A Look at The "Make Em' Laugh" Scene & The Hollywood Musical



 

The Hollywood musical attempts to create a bridge between live performance and the industrial film productions of Hollywood. The sense of engineering in film is masked with bricolage and crafted communities within productions. The churning out of films is made to look more human and folk rather than products removed from the audience. 

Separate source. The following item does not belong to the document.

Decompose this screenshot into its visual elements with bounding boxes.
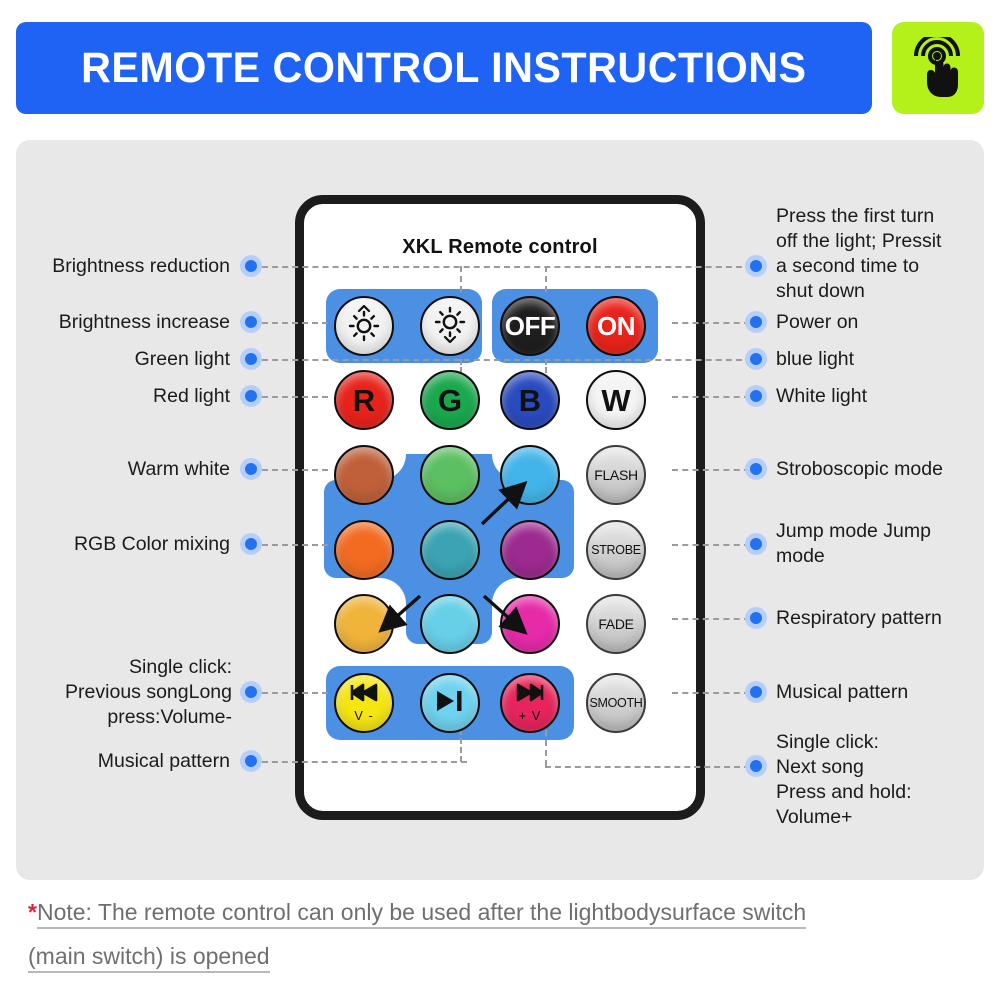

With these points in mind, I want to look at one particular scene in Singing in The Rain. The "Make 'Em Laugh" number features Cosmo goofily (and incredibly athletically) dancing through a set that is in the middle of being put together. The scene is sparked by a somewhat gloomy Don Lockwood getting cheered up by Cosmo. It is a friend who sees Lockwood and in turn acts to change that--showing human connection. I think that in a way, this gets at that sense of crafted community that the Hollywood musical aimed to create. The fact that Lockwood is an actor is highlighted in this moment but he still shows that he encountered trouble in life. So I think that this may sort of humanize him. Seeing him feeling down while also being marked as an actor helps bridge him into the world of theatre actors where the humanness of the actor is not so far away. 

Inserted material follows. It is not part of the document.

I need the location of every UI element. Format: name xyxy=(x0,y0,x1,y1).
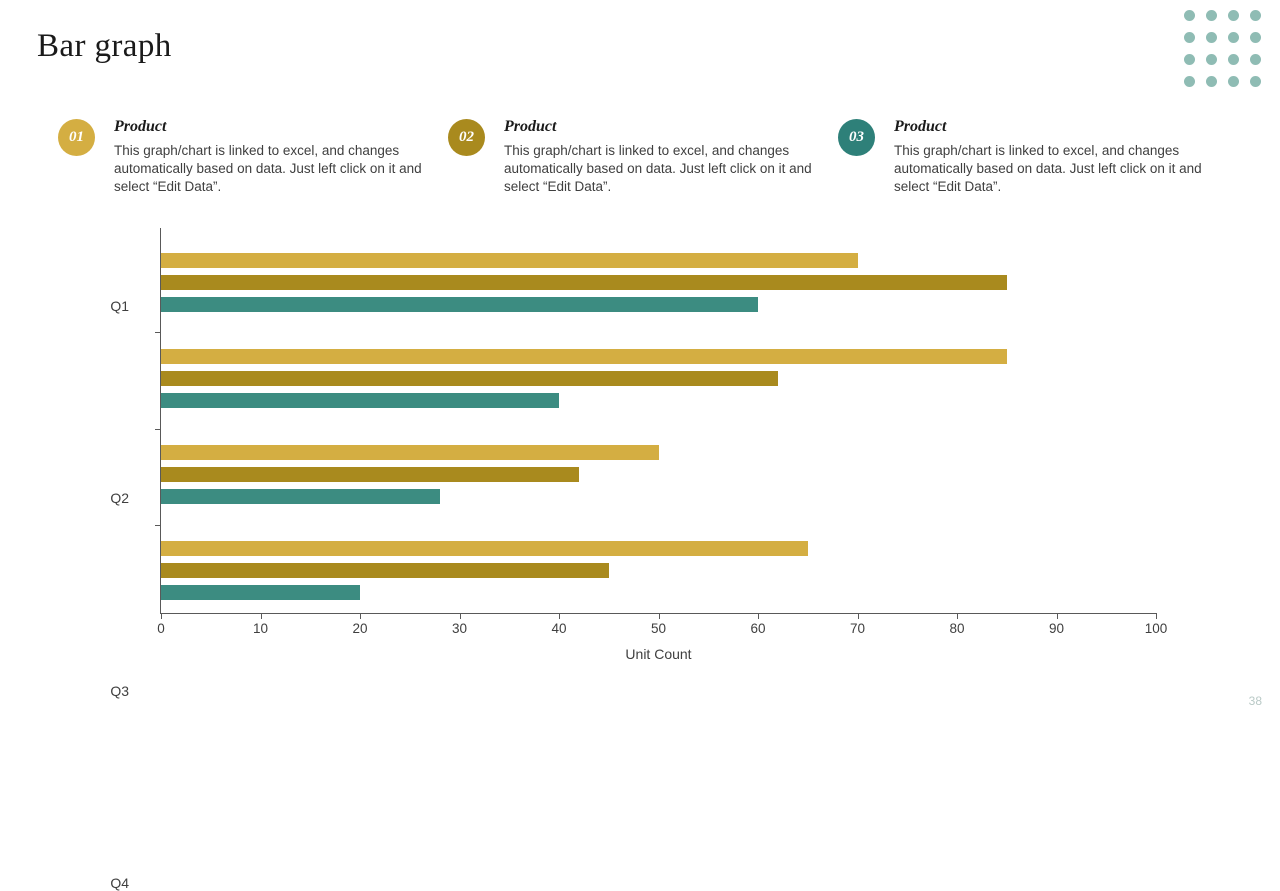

                                                
"Make 'Em Laugh" Scene

This scene also features people creating a set--and a very energetic Cosmo. The act of construction is featured, but it is not like the highly industrialized Hollywood productions. The undertaking of construction is moved away from the industrial and into a more human realm. It is people who are moving about and transporting materials--and the goofy cosmo who bumps into them. As he dances through the set, he makes mistakes and falls (but somehow gracefully). The creating of the set is given faces and threaded through with Cosmo's attempt to "make 'em laugh". Production is not a faceless industrialized act in this scene. 




Comments

  1. I really enjoyed the athleticism in these scenes as well. I admire the ability to be doing something so athletic while also being humorous and engaging to the audience. I really like the way that you said the musical crafted communities within the production these scenes felt like a large community and I hadn't thought of that.